Removing the cloak of invisibility

The only way to make these customers visible is to persuade them to engage with you. To raise their hands and ask to start a conversation.

This is why brand-building is becoming so important in B2B marketing. As a marketer, you don’t know when a potential customer is starting their buying process. In fact, as Gartner revealed, the chances are you’ll only find out they’re in-market when that process is already four-fifths complete. So if each member of the purchasing committee brings four or five pieces of content into the decision-making process (as Gartner also discovered), you need a high proportion of them to be yours. As Alex Buckalew, senior product marketing manager at GraphCMS put it, the question marketers should ask themselves is what do they need to do to stick in potential customers’ minds. What’s that if not brand-building?

Every step you take

All this means rebalancing the relationship between branding and performance. B2B content marketing’s job is to tie the entire customer journey together. Your strategy has to encompass every touchpoint along your customers’ path to purchase, reinforcing your brand at each one, while also delivering the particular information each buyer needs at that point, so they can move on to the next stage of their journey.
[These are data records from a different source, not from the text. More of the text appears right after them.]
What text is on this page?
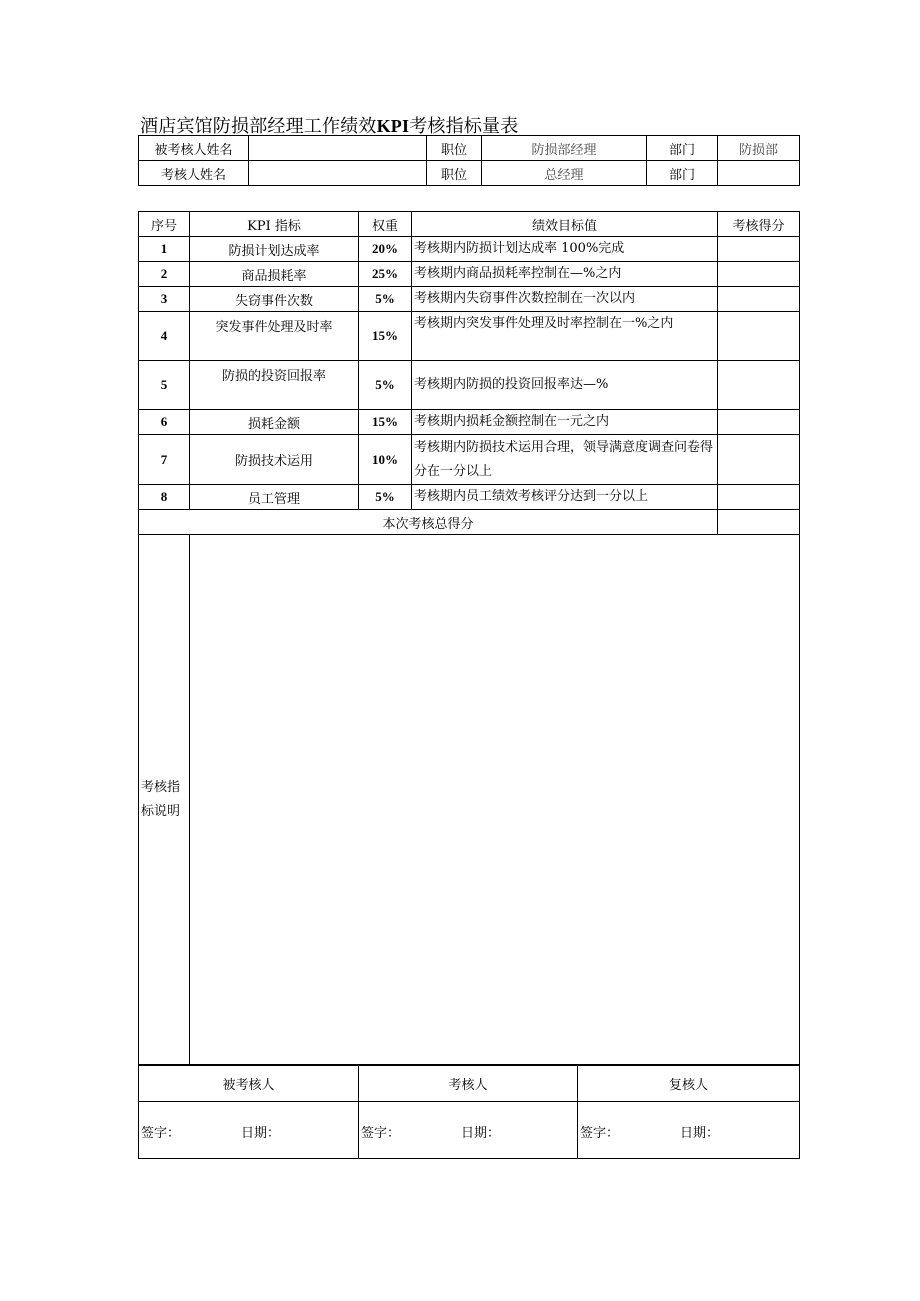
酒店宾馆防损部经理工作绩效KPI考核指标量表
被考核人姓名		职位	防损部经理	部门	防损部
考核人姓名		职位	总经理	部门	
序号	KPI 指标	权重	绩效目标值	考核得分
1	防损计划达成率	20%	考核期内防损计划达成率 100%完成	
2	商品损耗率	25%	考核期内商品损耗率控制在—%之内	
3	失窃事件次数	5%	考核期内失窃事件次数控制在一次以内	
4	突发事件处理及时率	15%	考核期内突发事件处理及时率控制在一%之内	
5	防损的投资回报率	5%	考核期内防损的投资回报率达—%	
6	损耗金额	15%	考核期内损耗金额控制在一元之内	
7	防损技术运用	10%	考核期内防损技术运用合理，领导满意度调查问卷得分在一分以上	
8	员工管理	5%	考核期内员工绩效考核评分达到一分以上	
本次考核总得分				
考核指标说明				
被考核人	考核人	复核人

签字： 日期：	签字： 日期：	签字： 日期：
So a content strategy is much more than just a spreadsheet of what you’re going to publish when. It’s a description of the role each piece of content has to play along the path to purchase, and for whom. And it’s based on two things. One, establishing a deep understanding of the wants and needs of every member of your prospective customer’s buying committee, and how your core proposition addresses them. Two, re-appraising and updating that understanding constantly, based on detailed analysis of what those buyers do, every step of the way.